Accord visant à renforcer les capacités de l’Union européenne en matière de cybersécurité

Afin de favoriser la solidarité et les capacités de l’UE à détecter les menaces et les incidents liés à la cybersécurité, à s’y préparer et à y répondre, et afin d’améliorer sa cyberrésilience, la présidence du Conseil et les négociateurs du Parlement européen sont parvenus à un accord sur le règlement relatif à la cybersolidarité, ainsi que sur une modification spécifique de la réglementation sur la cybersécurité.

Ces accords fixent de nouveaux objectifs pour la cyberrésilience de l’Europe. Ces règles renforceront les capacités de l’UE et des États membres à se préparer, à prévenir, à réagir et à se remettre des cybermenaces ou incidents à grande échelle. Outre la possibilité de certifier les services de sécurité gérés, cette réglementation contribuera à garantir un niveau commun élevé de ces services de cybersécurité dans l’ensemble de l’Union, facilitant ainsi les prestations transfrontières dans l’intérêt des citoyens et des entreprises européennes.

Le nouveau règlement définit les capacités de l’UE pour rendre l’Europe plus résiliente et plus réactive face aux cybermenaces, tout en renforçant les mécanismes de coopération. Il vise principalement les objectifs suivants :

  • soutenir la détection et la sensibilisation aux menaces et incidents de cybersécurité majeurs ou à grande échelle ;
  • renforcer la préparation des entités critiques et des services essentiels, comme les hôpitaux et les services publics, et les protéger ;
  • favoriser la solidarité au niveau de l’Union, la gestion concertée des crises et les capacités de réaction des États membres ;
  • contribuer à garantir un paysage numérique sécurisé pour les citoyens et les entreprises.

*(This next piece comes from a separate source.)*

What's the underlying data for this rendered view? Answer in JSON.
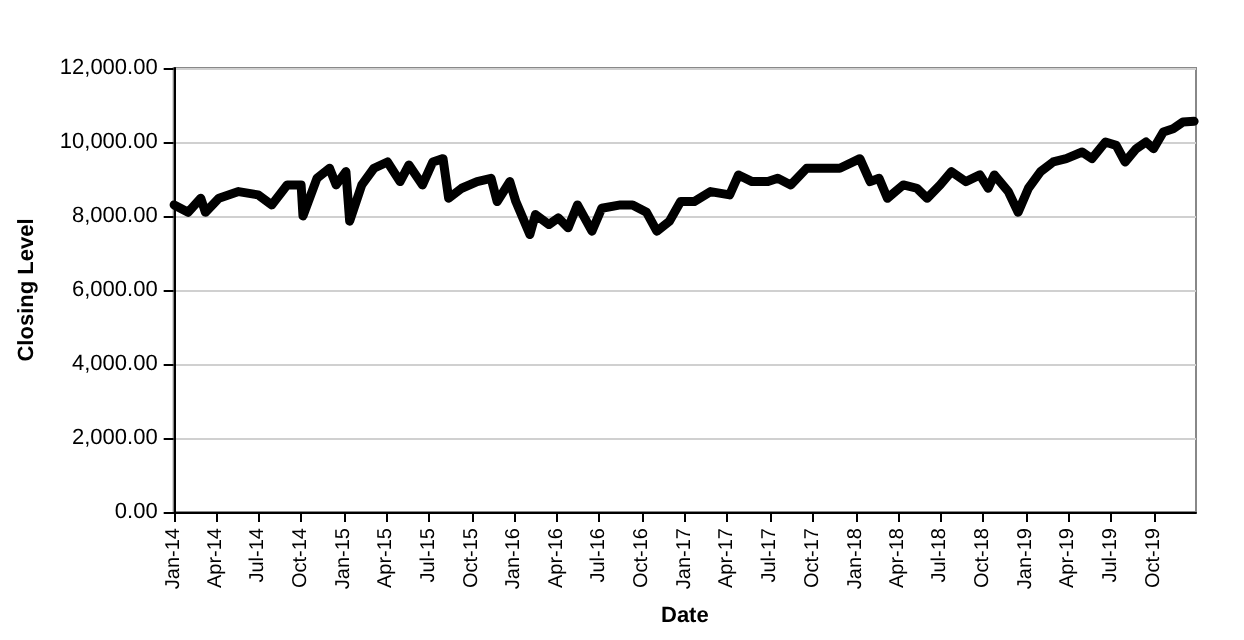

Afin de détecter rapidement et efficacement les cybermenaces majeures, le nouveau règlement établit un système d’alerte en matière de cybersécurité, qui est une infrastructure paneuropéenne composée de cybercentres nationaux et transfrontières dans l’ensemble de l’UE. Ce sont des entités chargées de partager des informations, de détecter les cybermenaces et d’agir en conséquence. Cette infrastructure a pour but de renforcer le cadre européen existant et, ainsi, permettre aux autorités et aux entités concernées de répondre de manière plus efficace et plus efficiente aux incidents majeurs.

La nouvelle réglementation prévoit également la création d’un mécanisme d’urgence en matière de cybersécurité afin de favoriser la préparation et d’améliorer les capacités de réaction en cas d’incident dans l’UE. Elle soutiendra les domaines suivants :

  • des actions de préparation, y compris des tests sur des entités dans des secteurs extrêmement critiques (santé, transport, énergie, etc.) pour détecter des vulnérabilités potentielles sur la base de scénarios de risque et de méthodologies communes ;
  • une nouvelle réserve de cybersécurité de l’UE composée de services de réponse aux incidents du secteur privé prêts à intervenir à la demande d’un État membre ou des institutions, organes et agences de l’UE, ainsi que des partenaires de pays tiers en cas d’incident de cybersécurité majeur ou à grande échelle.
  • assistance mutuelle en termes financiers.

Enfin, la nouvelle règlementation établit un mécanisme d’évaluation et d’examen pour évaluer, entre autres, l’efficacité des actions menées dans le cadre du mécanisme d’urgence cybernétique et l’utilisation de la réserve de cybersécurité, ainsi que la contribution de cette règlementation au renforcement de la position concurrentielle des entreprises, de l’industrie et des services.